Jira Software projects are flexible working spaces that allow you to group like issues by team, business unit, product, or stream of work. Projects don’t need to be tied to the same delivery date. For example, if you group your issues by team, you could have a marketing project, a development project, and a legal project, all of which would track ongoing work of those particular teams. Every issue would be represented by an issue keys (specific to a project) and an issue number, i.e. MKT-13, DEV-4, LEG-1.
Workflows represent the sequential path an issues takes from creation to completion. A basic workflow might look something like this:
In this case, Open, Done, and the labels in between represent the status an issue can take, while the arrows represent potential transitions from one status to another. Workflows can be simple or complex, with conditions, triggers, validators and post functions. We’ll dive deeper into these advanced configurations later in this guide. For now, it is recommended for novice Jira Software admins to keep their workflows as simple as possible, until business needs determine the requirements for complex workflow configurations.
Agile is not a Jira Software-specific term. It’s a work philosophy that originated in the software development field and has since expanded to a variety of other industries. While we won’t belabor the definition here (there are great resources for that!), agile emphasizes an iterative approach to work informed by customer feedback where delivery occurs incrementally and continuously. The ideal agile team can move quickly and adapt to changing requirements without missing much of a beat.

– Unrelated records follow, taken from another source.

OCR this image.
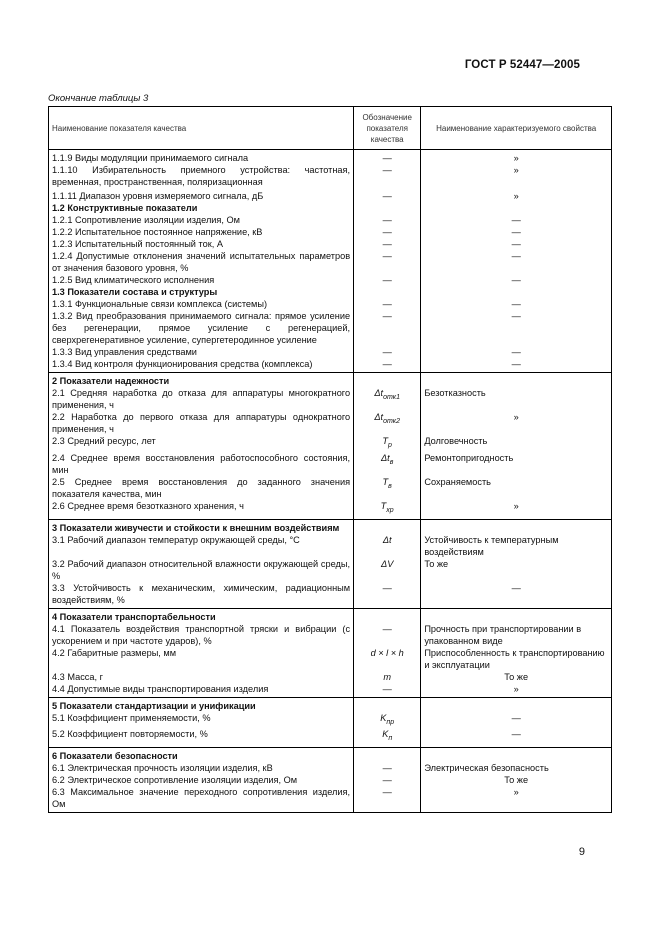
ГОСТ Р 52447—2005
Окончание таблицы 3
Наименование показателя качества	Обозначение показателя качества	Наименование характеризуемого свойства
1.1.9 Виды модуляции принимаемого сигнала	—	»
1.1.10 Избирательность приемного устройства: частотная, временная, пространственная, поляризационная	—	»
1.1.11 Диапазон уровня измеряемого сигнала, дБ	—	»
1.2 Конструктивные показатели		
1.2.1 Сопротивление изоляции изделия, Ом	—	—
1.2.2 Испытательное постоянное напряжение, кВ	—	—
1.2.3 Испытательный постоянный ток, А	—	—
1.2.4 Допустимые отклонения значений испытательных параметров от значения базового уровня, %	—	—
1.2.5 Вид климатического исполнения	—	—
1.3 Показатели состава и структуры		
1.3.1 Функциональные связи комплекса (системы)	—	—
1.3.2 Вид преобразования принимаемого сигнала: прямое усиление без регенерации, прямое усиление с регенерацией, сверхрегенеративное усиление, супергетеродинное усиление	—	—
1.3.3 Вид управления средствами	—	—
1.3.4 Вид контроля функционирования средства (комплекса)	—	—
2 Показатели надежности		
2.1 Средняя наработка до отказа для аппаратуры многократного применения, ч	$\Delta t_{отк1}$	Безотказность
2.2 Наработка до первого отказа для аппаратуры однократного применения, ч	$\Delta t_{отк2}$	»
2.3 Средний ресурс, лет	$T_р$	Долговечность
2.4 Среднее время восстановления работоспособного состояния, мин	$\Delta t_в$	Ремонтопригодность
2.5 Среднее время восстановления до заданного значения показателя качества, мин	$T_в$	Сохраняемость
2.6 Среднее время безотказного хранения, ч	$T_{хр}$	»
3 Показатели живучести и стойкости к внешним воздействиям		
3.1 Рабочий диапазон температур окружающей среды, °С	Δt	Устойчивость к температурным воздействиям
3.2 Рабочий диапазон относительной влажности окружающей среды, %	ΔV	То же
3.3 Устойчивость к механическим, химическим, радиационным воздействиям, %	—	—
4 Показатели транспортабельности		
4.1 Показатель воздействия транспортной тряски и вибрации (с ускорением и при частоте ударов), %	—	Прочность при транспортировании в упакованном виде
4.2 Габаритные размеры, мм	d × l × h	Приспособленность к транспортированию и эксплуатации
4.3 Масса, г	m	То же
4.4 Допустимые виды транспортирования изделия	—	»
5 Показатели стандартизации и унификации		
5.1 Коэффициент применяемости, %	$K_{пр}$	—
5.2 Коэффициент повторяемости, %	$K_п$	—
6 Показатели безопасности		
6.1 Электрическая прочность изоляции изделия, кВ	—	Электрическая безопасность
6.2 Электрическое сопротивление изоляции изделия, Ом	—	То же
6.3 Максимальное значение переходного сопротивления изделия, Ом	—	»
9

So why are we bringing up agile here? Because Jira Software has major feature sets designed particularly for agile, including scrum or kanban. So, when you see terms like boards, estimation, or cards, it’s time to start thinking how agile fits into your work practice.
It’s important to note that because agile is a philosophy and a culture of work, simply using Jira Software won’t make your team truly agile. That said, it is a tool built to help your team get there.